September 17, 2017

Taking the Heat

When a record heat wave swept across Europe in the summer of 2003, elderly Parisians were particularly hard hit. “French heat toll almost 15,000,” screamed one BBC headline in September. The cause of death: dehydration and hyperthermia. The diagnosis of the problem: not enough air conditioning, made worse by too many physicians on vacation in August. Across Europe, over 70,000 people died of heat-related causes. We thought we were immune: our nursing homes are air conditioned and we have plenty of nurses, doctors, and regulations. But now we have the disturbing reports of 8 deaths among nursing home residents of a facility in Florida in the aftermath of Hurricane Irma. The nursing home lost power and its back-up generator was useless when a critical component, the transformer, failed. Despite access to an acute care hospital across the street, no one thought to transfer the frail, elderly long term care residents until they were already suffering from severe dehydration and/or hyperthermia. What can we learn from this very sad story?

First, we should drill down and look at the specific facility where the problem occurred. All of the west coast of Florida was affected by the hurricane, after all, but only one nursing home lost patients. The Rehabilitation Center of Hollywood Hills is a Medicare and Medicaid licensed 152 bed facility. It is a for-profit nursing home. And if we consult Nursing Home Compare, the site operated by the Centers for Medicare and Medicaid Services to allow consumers to compare the quality of different nursing homes, we find that the home currently has an overall rating of two stars, or below average. Even more revealing is the further breakdown: in the area of health inspections, it received only one star, or much below average, though in quality it got three stars (average) and in terms of the staff: patient ratio it actually got four stars (above average). So what exactly does this mean?

The problem at Hollywood Hills was not a failure to follow the rules—the facility had a back up generator and supplies for seven days (though their ice collection was presumably not terribly useful if they had no refrigeration). The problem was judgment. Nobody in charge determined that conditions were too dangerous and residents needed to be evacuated. They only figured that out after people began dying, although it takes a couple of days for a lethal degree of dehydration to set in. What our current evaluation system for nursing home lacks is the capacity to measure the ability to respond to novel challenges, to be creative. Perhaps we need to set objective standards, not merely relative standards. If we set the bar high enough, then the lowest performing facilities would still be adequate. That said, it’s striking that the overall rating of the facility was poor. Nursing Home Compare is on to something—we need to have a better way of insuring that the poorer facilities improve. 

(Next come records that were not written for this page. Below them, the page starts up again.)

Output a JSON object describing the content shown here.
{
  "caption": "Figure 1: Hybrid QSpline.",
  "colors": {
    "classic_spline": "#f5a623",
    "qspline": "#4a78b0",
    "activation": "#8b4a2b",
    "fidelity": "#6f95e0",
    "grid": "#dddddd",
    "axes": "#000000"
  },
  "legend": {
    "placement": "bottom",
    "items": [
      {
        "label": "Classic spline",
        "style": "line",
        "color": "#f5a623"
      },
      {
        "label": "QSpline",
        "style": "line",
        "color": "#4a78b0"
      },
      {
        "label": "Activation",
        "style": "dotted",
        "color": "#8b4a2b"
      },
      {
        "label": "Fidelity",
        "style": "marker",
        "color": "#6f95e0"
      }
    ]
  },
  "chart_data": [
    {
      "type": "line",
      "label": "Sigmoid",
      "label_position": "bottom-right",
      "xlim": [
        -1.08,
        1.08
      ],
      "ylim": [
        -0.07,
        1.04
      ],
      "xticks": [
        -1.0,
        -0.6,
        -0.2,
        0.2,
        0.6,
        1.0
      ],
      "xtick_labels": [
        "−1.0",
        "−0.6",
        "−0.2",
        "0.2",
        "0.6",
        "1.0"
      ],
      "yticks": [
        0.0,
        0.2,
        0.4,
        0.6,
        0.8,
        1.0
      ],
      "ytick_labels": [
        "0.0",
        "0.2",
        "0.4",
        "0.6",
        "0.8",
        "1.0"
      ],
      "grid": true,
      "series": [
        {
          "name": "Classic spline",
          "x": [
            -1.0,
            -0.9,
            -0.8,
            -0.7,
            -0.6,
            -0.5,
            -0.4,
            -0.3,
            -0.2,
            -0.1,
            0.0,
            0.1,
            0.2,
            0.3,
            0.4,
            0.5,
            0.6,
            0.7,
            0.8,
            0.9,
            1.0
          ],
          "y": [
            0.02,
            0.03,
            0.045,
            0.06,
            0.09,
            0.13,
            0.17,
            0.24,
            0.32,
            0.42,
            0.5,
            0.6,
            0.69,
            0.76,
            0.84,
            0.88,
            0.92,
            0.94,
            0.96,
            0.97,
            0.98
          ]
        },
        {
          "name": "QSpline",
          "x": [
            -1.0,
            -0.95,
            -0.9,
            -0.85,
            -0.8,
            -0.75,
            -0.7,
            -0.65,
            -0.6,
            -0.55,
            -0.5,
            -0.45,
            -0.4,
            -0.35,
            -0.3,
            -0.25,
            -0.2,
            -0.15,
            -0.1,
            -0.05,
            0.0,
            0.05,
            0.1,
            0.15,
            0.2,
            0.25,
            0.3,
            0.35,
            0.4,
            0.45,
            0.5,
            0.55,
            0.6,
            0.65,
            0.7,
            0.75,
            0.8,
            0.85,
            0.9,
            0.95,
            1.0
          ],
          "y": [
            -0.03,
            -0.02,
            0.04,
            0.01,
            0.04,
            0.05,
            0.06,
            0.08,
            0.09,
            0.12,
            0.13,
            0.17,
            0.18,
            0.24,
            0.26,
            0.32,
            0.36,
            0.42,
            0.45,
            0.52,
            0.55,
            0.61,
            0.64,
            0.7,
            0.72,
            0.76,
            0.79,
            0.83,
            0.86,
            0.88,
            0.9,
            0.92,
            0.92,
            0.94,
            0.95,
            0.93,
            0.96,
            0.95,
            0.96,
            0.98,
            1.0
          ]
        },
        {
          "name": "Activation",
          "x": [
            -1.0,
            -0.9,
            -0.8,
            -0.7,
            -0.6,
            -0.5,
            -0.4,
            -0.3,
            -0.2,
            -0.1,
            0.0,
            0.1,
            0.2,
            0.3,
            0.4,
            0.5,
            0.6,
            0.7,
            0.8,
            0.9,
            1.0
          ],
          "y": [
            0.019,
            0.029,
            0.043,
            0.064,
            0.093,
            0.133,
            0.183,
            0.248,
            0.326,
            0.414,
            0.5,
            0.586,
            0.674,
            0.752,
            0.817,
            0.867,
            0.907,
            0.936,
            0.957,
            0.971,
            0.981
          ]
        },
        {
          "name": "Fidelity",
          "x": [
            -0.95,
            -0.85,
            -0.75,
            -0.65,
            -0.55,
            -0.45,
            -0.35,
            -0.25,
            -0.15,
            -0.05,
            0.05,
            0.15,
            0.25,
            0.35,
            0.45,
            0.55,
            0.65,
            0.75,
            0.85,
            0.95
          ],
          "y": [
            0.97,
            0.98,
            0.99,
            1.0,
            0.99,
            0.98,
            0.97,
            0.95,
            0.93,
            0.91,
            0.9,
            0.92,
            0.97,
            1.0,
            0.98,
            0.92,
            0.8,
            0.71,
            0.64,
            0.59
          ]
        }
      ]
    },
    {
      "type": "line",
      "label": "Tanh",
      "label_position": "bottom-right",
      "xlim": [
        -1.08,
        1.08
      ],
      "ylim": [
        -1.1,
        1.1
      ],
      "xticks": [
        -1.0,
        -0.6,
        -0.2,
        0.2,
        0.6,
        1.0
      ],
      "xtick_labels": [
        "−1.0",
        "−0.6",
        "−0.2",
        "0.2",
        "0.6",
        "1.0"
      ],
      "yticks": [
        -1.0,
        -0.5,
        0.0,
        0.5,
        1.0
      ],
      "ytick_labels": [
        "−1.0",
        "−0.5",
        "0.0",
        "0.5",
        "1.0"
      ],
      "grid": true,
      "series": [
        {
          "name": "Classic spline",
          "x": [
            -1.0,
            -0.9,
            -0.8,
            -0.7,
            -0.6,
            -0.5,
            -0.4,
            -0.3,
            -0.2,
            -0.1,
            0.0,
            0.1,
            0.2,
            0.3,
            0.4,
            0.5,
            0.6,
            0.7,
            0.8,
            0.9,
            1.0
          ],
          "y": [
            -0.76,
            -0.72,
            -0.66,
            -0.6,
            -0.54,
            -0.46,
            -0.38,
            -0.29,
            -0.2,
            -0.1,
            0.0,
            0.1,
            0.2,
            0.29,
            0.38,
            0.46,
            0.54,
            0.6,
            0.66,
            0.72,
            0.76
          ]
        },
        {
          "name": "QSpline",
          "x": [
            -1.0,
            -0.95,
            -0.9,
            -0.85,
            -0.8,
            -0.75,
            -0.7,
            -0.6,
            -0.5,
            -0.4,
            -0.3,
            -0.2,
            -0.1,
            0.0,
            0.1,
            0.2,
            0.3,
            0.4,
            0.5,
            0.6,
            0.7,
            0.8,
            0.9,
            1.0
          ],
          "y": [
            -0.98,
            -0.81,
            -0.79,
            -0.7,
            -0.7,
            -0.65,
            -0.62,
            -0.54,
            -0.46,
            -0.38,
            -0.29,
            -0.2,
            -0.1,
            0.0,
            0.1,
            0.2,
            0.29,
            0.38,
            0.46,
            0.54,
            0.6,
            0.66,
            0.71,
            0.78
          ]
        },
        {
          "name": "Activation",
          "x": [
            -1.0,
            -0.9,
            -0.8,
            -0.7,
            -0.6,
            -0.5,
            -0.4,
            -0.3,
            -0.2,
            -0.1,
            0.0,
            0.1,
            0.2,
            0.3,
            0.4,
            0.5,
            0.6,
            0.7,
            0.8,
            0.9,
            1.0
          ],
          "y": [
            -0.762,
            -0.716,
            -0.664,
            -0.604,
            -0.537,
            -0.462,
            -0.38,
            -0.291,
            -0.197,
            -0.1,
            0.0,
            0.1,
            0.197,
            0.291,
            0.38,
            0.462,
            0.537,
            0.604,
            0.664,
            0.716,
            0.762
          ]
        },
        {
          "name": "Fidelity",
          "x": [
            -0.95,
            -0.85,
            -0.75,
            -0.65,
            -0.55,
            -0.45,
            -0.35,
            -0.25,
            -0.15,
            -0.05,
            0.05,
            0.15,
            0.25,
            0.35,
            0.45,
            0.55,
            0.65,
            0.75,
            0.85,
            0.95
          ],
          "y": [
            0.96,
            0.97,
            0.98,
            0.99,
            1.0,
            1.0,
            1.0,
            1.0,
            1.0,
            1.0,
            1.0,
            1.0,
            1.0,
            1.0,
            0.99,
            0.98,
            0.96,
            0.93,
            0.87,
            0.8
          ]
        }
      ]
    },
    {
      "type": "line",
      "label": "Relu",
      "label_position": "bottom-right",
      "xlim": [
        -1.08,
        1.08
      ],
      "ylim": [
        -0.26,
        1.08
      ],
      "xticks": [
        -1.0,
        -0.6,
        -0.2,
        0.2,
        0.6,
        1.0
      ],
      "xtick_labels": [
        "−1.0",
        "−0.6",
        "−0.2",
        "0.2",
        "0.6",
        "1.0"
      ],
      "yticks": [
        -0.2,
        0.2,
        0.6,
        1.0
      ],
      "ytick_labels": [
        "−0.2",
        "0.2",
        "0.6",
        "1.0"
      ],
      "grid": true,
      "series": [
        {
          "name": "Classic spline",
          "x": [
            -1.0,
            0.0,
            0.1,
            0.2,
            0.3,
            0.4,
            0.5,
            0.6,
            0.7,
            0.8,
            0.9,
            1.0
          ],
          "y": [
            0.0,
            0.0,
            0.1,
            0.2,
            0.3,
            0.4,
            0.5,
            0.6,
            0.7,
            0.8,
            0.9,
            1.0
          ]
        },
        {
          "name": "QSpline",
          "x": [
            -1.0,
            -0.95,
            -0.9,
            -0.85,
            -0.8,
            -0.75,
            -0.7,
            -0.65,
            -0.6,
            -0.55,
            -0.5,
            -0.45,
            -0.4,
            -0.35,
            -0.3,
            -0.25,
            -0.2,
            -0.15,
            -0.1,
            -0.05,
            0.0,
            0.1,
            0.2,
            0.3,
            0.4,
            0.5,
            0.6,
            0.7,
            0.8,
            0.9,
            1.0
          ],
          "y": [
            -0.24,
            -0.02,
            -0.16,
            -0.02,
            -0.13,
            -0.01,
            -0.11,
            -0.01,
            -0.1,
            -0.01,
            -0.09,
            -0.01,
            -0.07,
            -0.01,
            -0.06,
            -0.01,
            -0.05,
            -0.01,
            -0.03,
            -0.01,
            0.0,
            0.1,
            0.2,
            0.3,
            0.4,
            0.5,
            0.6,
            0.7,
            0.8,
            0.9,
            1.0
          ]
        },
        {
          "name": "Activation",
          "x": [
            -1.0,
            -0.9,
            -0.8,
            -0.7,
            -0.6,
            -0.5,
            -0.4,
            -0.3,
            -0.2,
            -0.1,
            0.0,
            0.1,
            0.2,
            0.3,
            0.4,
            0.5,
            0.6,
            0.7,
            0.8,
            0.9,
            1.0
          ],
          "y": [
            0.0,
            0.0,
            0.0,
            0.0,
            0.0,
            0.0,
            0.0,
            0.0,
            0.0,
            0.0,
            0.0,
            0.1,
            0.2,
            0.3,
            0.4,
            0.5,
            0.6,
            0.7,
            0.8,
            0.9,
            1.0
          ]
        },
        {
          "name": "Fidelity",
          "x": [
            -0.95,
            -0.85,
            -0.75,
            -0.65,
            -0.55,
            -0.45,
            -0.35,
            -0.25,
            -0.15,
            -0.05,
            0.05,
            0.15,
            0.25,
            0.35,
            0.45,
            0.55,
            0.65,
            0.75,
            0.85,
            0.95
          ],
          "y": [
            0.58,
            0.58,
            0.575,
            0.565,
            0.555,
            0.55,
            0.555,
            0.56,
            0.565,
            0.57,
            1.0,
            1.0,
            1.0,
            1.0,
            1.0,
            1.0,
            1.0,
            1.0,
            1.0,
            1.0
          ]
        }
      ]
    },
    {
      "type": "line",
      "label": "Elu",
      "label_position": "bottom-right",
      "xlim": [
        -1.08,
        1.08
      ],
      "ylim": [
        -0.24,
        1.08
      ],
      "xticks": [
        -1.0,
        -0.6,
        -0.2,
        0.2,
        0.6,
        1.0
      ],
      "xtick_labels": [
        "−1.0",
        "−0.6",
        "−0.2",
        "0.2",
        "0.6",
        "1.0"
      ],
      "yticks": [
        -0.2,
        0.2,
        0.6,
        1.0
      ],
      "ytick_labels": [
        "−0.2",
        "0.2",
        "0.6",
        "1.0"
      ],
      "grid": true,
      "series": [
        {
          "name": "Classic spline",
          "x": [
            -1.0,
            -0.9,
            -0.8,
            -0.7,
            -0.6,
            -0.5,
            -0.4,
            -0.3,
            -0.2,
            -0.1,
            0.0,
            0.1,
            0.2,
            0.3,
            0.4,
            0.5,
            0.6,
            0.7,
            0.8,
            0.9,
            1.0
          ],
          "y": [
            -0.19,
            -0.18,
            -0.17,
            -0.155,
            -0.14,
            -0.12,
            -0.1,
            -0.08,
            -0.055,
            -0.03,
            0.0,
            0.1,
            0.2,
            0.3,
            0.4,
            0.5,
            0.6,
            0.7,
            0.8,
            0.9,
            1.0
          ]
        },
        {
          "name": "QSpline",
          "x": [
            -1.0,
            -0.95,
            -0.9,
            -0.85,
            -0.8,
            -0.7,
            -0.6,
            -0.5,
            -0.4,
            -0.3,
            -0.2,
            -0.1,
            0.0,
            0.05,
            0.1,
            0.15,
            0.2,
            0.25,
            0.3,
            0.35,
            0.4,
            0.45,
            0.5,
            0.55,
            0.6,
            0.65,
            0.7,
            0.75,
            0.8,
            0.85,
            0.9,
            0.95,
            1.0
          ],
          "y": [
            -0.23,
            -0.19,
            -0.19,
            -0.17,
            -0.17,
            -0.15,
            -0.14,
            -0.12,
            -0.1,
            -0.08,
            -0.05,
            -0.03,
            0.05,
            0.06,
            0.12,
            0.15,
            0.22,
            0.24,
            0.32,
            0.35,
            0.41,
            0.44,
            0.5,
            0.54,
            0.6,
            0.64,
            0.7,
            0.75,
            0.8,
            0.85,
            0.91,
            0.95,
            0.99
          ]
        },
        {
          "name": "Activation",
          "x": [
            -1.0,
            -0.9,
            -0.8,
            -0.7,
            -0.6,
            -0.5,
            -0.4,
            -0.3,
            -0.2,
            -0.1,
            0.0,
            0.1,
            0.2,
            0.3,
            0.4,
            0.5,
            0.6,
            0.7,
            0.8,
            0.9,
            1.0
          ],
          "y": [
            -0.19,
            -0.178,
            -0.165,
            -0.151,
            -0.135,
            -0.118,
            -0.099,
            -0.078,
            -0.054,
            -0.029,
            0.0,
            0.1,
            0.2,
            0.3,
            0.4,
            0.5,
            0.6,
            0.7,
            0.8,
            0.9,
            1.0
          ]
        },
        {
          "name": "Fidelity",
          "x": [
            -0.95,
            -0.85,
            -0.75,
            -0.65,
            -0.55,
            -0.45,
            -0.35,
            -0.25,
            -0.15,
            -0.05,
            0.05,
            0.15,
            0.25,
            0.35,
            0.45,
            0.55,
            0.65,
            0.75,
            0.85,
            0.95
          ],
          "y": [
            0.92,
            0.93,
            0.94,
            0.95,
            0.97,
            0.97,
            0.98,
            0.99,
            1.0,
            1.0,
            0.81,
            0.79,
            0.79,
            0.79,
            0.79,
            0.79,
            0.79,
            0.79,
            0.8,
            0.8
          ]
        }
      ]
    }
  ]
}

The other take home lesson from the tragedy is that Hollywood Hills was the canary in the coal mine. Yes, only one nursing home in Florida seems to have behaved with such monumental lack of understanding of what happens to frail old people in sustained 100 degree heat. But the truth is that we will see more hundred degree weather—and more Hollywood Hills behavior—in the future. A recent government report—issued before President Trump and EPA Director Pruitt banned references to “climate change” from official documents, “The Impact of Climate Change on Human Health in the United States: a Scientific Assessment,” makes clear that there will be profound, widespread consequences of rising temperatures. The vulnerable elderly will be among the hardest hit, but they are merely harbingers of what is to come unless we take major steps now.